L'assegnazione della scorta a Lucia Borsellino, le minacce dal carcere di Totò Riina a Don Ciotti, i messaggi di morte scritti da Matteo Messina Denaro per il pm Nino Di Matteo e i chili di tritolo acquistati da "Cosa Nostra" per far saltare in aria lo stesso magistrato: sono inevitabilmente tutti segni di una mafia ancora viva e per nulla ferita dalla politica.

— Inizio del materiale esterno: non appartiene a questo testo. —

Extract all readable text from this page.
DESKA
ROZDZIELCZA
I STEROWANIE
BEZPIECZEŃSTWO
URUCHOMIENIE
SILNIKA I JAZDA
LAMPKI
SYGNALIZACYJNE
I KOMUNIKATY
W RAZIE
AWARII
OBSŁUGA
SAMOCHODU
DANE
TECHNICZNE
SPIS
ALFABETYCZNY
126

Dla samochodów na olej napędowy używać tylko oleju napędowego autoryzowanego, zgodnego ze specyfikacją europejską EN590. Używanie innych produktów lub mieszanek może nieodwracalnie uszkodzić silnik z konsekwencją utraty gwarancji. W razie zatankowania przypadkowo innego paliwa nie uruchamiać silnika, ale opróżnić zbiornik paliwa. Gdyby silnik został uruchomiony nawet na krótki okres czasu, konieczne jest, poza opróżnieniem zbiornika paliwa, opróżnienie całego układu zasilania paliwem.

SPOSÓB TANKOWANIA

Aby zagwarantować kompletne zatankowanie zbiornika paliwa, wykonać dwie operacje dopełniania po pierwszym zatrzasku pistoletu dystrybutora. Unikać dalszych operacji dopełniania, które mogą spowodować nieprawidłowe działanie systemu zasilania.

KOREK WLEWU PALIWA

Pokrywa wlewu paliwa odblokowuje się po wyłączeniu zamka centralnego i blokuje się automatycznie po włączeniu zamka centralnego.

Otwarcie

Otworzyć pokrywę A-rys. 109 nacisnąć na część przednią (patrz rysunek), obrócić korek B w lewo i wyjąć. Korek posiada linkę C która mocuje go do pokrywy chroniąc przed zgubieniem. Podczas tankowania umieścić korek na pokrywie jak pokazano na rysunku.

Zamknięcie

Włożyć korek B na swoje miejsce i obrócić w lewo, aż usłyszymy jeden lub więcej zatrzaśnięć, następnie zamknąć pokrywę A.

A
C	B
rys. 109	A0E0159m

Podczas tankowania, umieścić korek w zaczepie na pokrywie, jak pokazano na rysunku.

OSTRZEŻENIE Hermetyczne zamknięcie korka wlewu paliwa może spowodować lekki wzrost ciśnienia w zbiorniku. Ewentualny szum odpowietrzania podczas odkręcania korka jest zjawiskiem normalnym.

23 anni dopo la strage di Via D’Amelio, in cui persero la vita Paolo Borsellino e gli agenti della scorta, lo scenario in Sicilia non sembra esser per nulla cambiato: esattamente come allora, la famiglia Borsellino è sotto l’attacco dall’organizzazione mafiosa “Cosa Nostra”. Al centro di quest’ennesima minaccia c’è nuovamente Lucia Borsellino, figlia di Paolo ed ex assessore alla Sanità della Regione Sicilia. La vita politica di Lucia è sempre stata molto travagliata: dopo le dimissioni da assessore “per ragioni di ordine etico e morale”, la Borsellino si è trovata catapultata nell’assurda situazione che ha coinvolto il giornale L’Espresso e Matteo Tutino, medico di Crocetta. Secondo il giornale in questione esisterebbe l’intercettazione di una telefonata tra Crocetta e Tutino, dove il medico affermerebbe: “La Borsellino va fatta fuori come suo padre”, una frase a cui non vi sarebbe replica da parte del Governatore della Sicilia. Questa presunta intercettazione è poi stata smentita da ben quattro procure e gli autori dell’articolo sono finiti nel registro degli indagati.
Molti giornali hanno pensato che la scelta del Viminale di assegnare la scorta a Lucia Borsellino sia avvenuta per mezzo di queste incredibili dichiarazioni, ma non è così. Successivamente allo scandalo “Tutino-Crocetta” vi è stata un’azione ancor più forte: l’operazione “Ermes” condotta dalla Polizia di Stato e che ha colpito con molteplici arresti i canali di comunicazione del boss latitante Matteo Messina Denaro. L’importanza di quest’operazione sta proprio nell’aver colpito il sistema di comunicazioni composto dai vari referenti di Messina Denaro, poiché questo rende vulnerabile la protezione della sua latitanza. A questo imponente attacco dell’antimafia sono arrivate risposte precise da “Cosa Nostra”, risposte che sarebbero nelle mani di un confidente dei Servizi, il quale ha informato della volontà dell’organizzazione mafiosa di far fuori Lucia Borsellino. Lo scenario sembra davvero essere quello dei primi anni ’90, quando le mosse stragiste che aveva in mente Totò Riina le conoscevano solo questi misteriosi “confidenti” o “uomini di fiducia” dei Servizi, che poi si sono rivelati spesso collusi con l’organizzazione. Sta di fatto che l’attendibilità di questa fonte ha fatto sì che il giorno prima di Ferragosto il Viminale si attivasse tempestivamente per assegnare alla Borsellino quattro uomini della scorta e un auto blindata.
Attorno alla vicenda di Lucia Borsellino il dibattito pubblico e in piccola parte quello politico sembra essersi riacceso, sarà perché la voglia di far affondare Renzi è tanta e di mezzo c’è un grosso esponente del PD come Crocetta. Sta di fatto che qualcuno sembra essersi svegliato da quel silenzio di cui la criminalità organizzata italiana si ciba. Dalle recenti minacce mafiose e dai sempre più giornalieri omicidi per mafia, qualcuno sta cercando di uscire da quel silenzio mediatico che ha fatto sì da rimanere quasi nell’ignoto una personalità meritevole e fondamentale come Nino Di Matteo. Alcuni, grazie a queste vicende, hanno persino capito che dopo il periodo stragista la mafia non è morta. Altri hanno capito che forse la mafia non l’hanno sconfitta Berlusconi e Dell’Utri. Tra tutto questo però il meccanismo più importante da comprendere è che la mafia non vivrebbe a lungo senza l’appoggio del potere politico. L’Inchiesta “Medea” di Napoli, il processo Borsellino quater e quello sulla Trattativa, fanno emergere ancora solidi rapporti tra apparati di Stato e criminalità organizzata, finché vi saranno determinati legami la mafia avrà sempre più potere e senza l’impegno di ciascun cittadino tra ventitré anni parleremo di un’ennesima “nuova” minaccia.